Hafiz Muhammad Rizwan

1. (Case 1) You transform your Passion Fruit seeds. Then, let the seed grows into a plant (chimeric). Then let it go through a few generations to let the GOI passes through germline. But, this is very impractical for your woody Passion Fruit plant. As a student or postdoc, you just don't have time to wait for that. It is practical for Arabidopsis, because of its short life cycle. For the 'organogenesis' scenario, you can only have transgenic shoots growing out the transformed spots/cells on the seed when organogenesis occurs. But, do you know if organogenesis occurs on seeds? Or, specifically on Passion Fruit seeds?? Organogenesis usually occur at 'wounded' sites of a plant. Will seed transformation cause 'wounds' on seeds and induce organogenesis process?

By the way, what is the seed size of your Passion Fruit variety? Just curious.

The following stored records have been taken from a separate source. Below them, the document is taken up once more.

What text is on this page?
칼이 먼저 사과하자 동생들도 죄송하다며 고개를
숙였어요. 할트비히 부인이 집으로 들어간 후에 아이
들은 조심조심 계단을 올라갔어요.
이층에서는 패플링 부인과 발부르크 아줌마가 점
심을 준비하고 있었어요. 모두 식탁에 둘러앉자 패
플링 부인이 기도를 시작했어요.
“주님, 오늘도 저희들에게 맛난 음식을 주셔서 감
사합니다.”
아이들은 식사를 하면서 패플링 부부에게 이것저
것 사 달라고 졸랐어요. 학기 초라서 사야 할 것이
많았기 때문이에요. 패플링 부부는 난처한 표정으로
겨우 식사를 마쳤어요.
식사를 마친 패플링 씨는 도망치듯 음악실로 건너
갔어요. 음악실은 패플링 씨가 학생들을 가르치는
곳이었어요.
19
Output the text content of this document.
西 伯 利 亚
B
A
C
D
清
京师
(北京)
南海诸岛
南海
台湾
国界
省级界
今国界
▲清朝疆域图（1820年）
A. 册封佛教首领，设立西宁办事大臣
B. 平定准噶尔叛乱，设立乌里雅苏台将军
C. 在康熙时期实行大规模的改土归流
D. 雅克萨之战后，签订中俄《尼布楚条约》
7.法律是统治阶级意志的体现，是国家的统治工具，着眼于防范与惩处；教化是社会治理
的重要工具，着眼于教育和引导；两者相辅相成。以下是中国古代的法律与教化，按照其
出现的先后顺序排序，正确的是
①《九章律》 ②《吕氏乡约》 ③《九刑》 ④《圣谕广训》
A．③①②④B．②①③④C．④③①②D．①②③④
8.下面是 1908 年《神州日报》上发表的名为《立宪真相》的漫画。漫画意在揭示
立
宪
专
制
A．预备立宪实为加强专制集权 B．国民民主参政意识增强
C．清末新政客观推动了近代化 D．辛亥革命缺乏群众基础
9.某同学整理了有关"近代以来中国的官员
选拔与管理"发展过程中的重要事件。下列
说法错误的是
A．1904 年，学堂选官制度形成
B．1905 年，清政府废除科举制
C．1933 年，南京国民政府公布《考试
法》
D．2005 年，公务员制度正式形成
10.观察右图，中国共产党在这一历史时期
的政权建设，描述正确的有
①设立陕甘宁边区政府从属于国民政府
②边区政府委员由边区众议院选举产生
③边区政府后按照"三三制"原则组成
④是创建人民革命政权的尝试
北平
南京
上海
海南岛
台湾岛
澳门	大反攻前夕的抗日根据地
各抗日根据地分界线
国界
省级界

2. (Case 2) The seed is just like a piece of 'explant'. You can do transformation on it--> Agrobacterium-mediated in your case; then let the seed can develop into an antibiotic-resistant callus; then regenerate transgenic lines from those callus. But, I don't know why you want to use *seed* as an explant? Why don't you use other tissues as explants? Is Passion Fruit seed easily to induce callus?? Different plant species, they have different preferred tissues for inducing calli. for example, in my experience, carrot roots are easier for inducing callus. But, for cotton, we use hypocotyl for callus induction. Which tissue is easier for Passion Fruit to induce calli?

3. (Case 3) Is using the in planta (tissue-culturing free) transformation method (see picture in my previous answer ). You have already established this method in your lab for rapidly passion fruit genetic transformation. This is the best method, in my opinion. Why do you bother to change another method?

Hafiz Muhammad Rizwan

1.

Is this in general, or for passion fruit?

2. < sow into pot media and after the seedlings were with 4-6 leaves did GUS staining so they show GUS blue color ...>

That is interesting. But, we don't know if it is a homogenous transgenic plant? What is the pattern of GUS blue staining? Are they uniformly stained blue, like for a whole leave, a whole stem...etc? How many plants derived from seeds did you test? Did they all stain blue? Can we see a picture?

Hafiz Muhammad Rizwan

I was taught to make the dipping solution with suspended bacteria fresh each time. The initial Arabidopsis dip protocol found that you can get successful transformation with cultures grown different lengths of time so that would be one way to be able to dip on many days in a row.